4. The general reinforcement learning adds exploratory learning with random property in the solving process, and the exploratory learning without safety limit is likely to bring important risks. If the reinforcement learning method is directly applied to the real-world task, the intelligent agent can explore and learn in a trial-and-error manner, and the made decision can possibly cause the system to be in a dangerous state.

Disclosure of Invention

In view of this, the embodiment of the present invention provides a robot impedance learning method based on safety reinforcement learning, which has high stability, so as to implement feasibility of variable admittance control.

One aspect of the present invention provides a robot impedance learning method based on safety reinforcement learning, including:

the controller outputs control torque, and position information and speed information of a Cartesian space of the robot are calculated according to a robot dynamic equation;

constructing an input item according to the position information, the speed information and the return information of the learning algorithm;

determining a decision action according to the input item, and further determining an impedance parameter;

taking the position information and the speed information of the mechanical arm end effector as the input of an environment module, and calculating to obtain environment interaction force;

taking the impedance parameter and the environmental interaction force as the input of an admittance model, and determining a reference position and a reference speed as the target input of a controller according to the admittance model;

wherein the target input is for causing the controller to control the robot movement.

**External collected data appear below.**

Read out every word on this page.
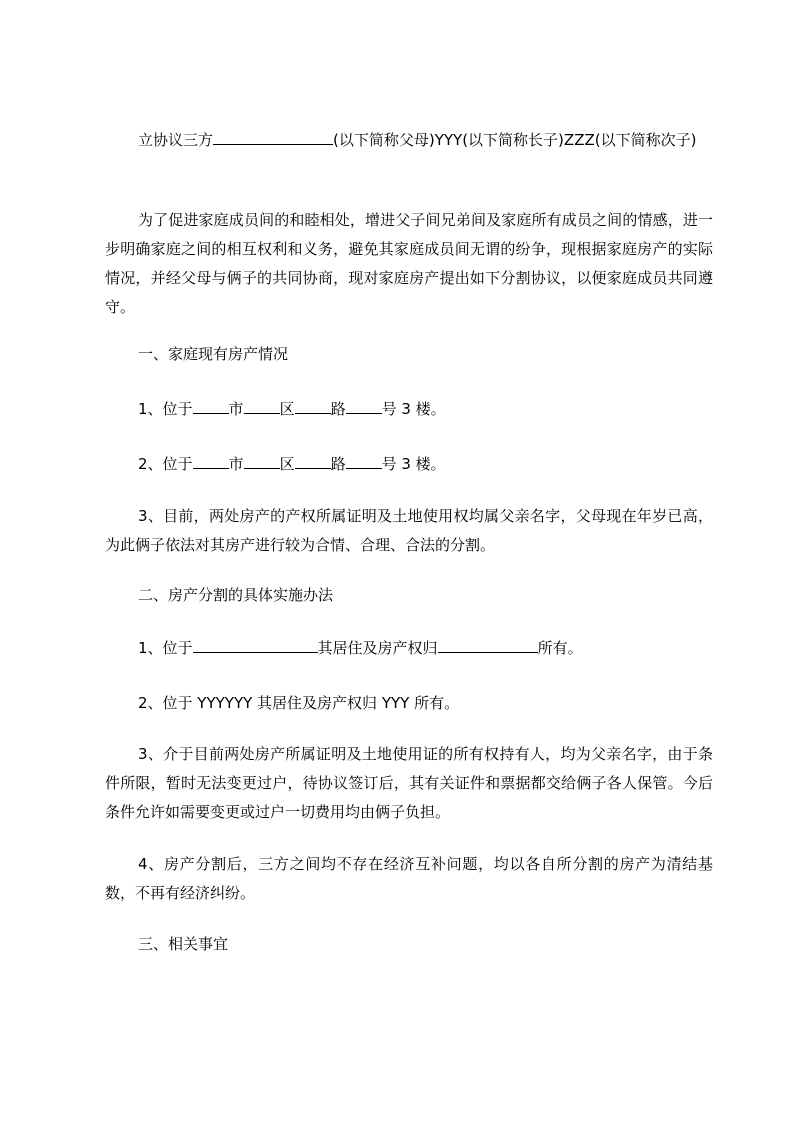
立协议三方	(以下简称父母)YYY(以下简称长子)ZZZ(以下简称次子)

为了促进家庭成员间的和睦相处，增进父子间兄弟间及家庭所有成员之间的情感，进一步明确家庭之间的相互权利和义务，避免其家庭成员间无谓的纷争，现根据家庭房产的实际情况，并经父母与俩子的共同协商，现对家庭房产提出如下分割协议，以便家庭成员共同遵守。

一、家庭现有房产情况

1、位于 市 区 路 号 3 楼。

2、位于 市 区 路 号 3 楼。

3、目前，两处房产的产权所属证明及土地使用权均属父亲名字，父母现在年岁已高，为此俩子依法对其房产进行较为合情、合理、合法的分割。

二、房产分割的具体实施办法

1、位于	其居住及房产权归	所有。

2、位于 YYYYYY 其居住及房产权归 YYY 所有。

3、介于目前两处房产所属证明及土地使用证的所有权持有人，均为父亲名字，由于条件所限，暂时无法变更过户，待协议签订后，其有关证件和票据都交给俩子各人保管。今后条件允许如需要变更或过户一切费用均由俩子负担。

4、房产分割后，三方之间均不存在经济互补问题，均以各自所分割的房产为清结基数，不再有经济纠纷。

三、相关事宜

Optionally, the calculating the position information and the velocity information of the cartesian space of the robot according to the robot dynamics equation specifically includes:

calculating the position information and the speed information through a robot dynamics equation;

wherein the robot dynamics equation has the expression:

wherein ,

is the joint moment;

is a joint space inertia matrix;

is a Coriolis force and centripetal force coupling matrix;

is a gravity term;

a non-rigid body power term such as friction;

applying a moment to the environment in the joint space;

the robot joint space position and speed information;

the position information is Cartesian space position information, and a calculation formula of the Cartesian space position information is as follows:

x＝ψ(q)；

the calculation formula of the speed information is as follows:

wherein ,

representing location information;

representing speed information; psi (·) is a robot kinematics solution; j (q) is a Jacobian matrix.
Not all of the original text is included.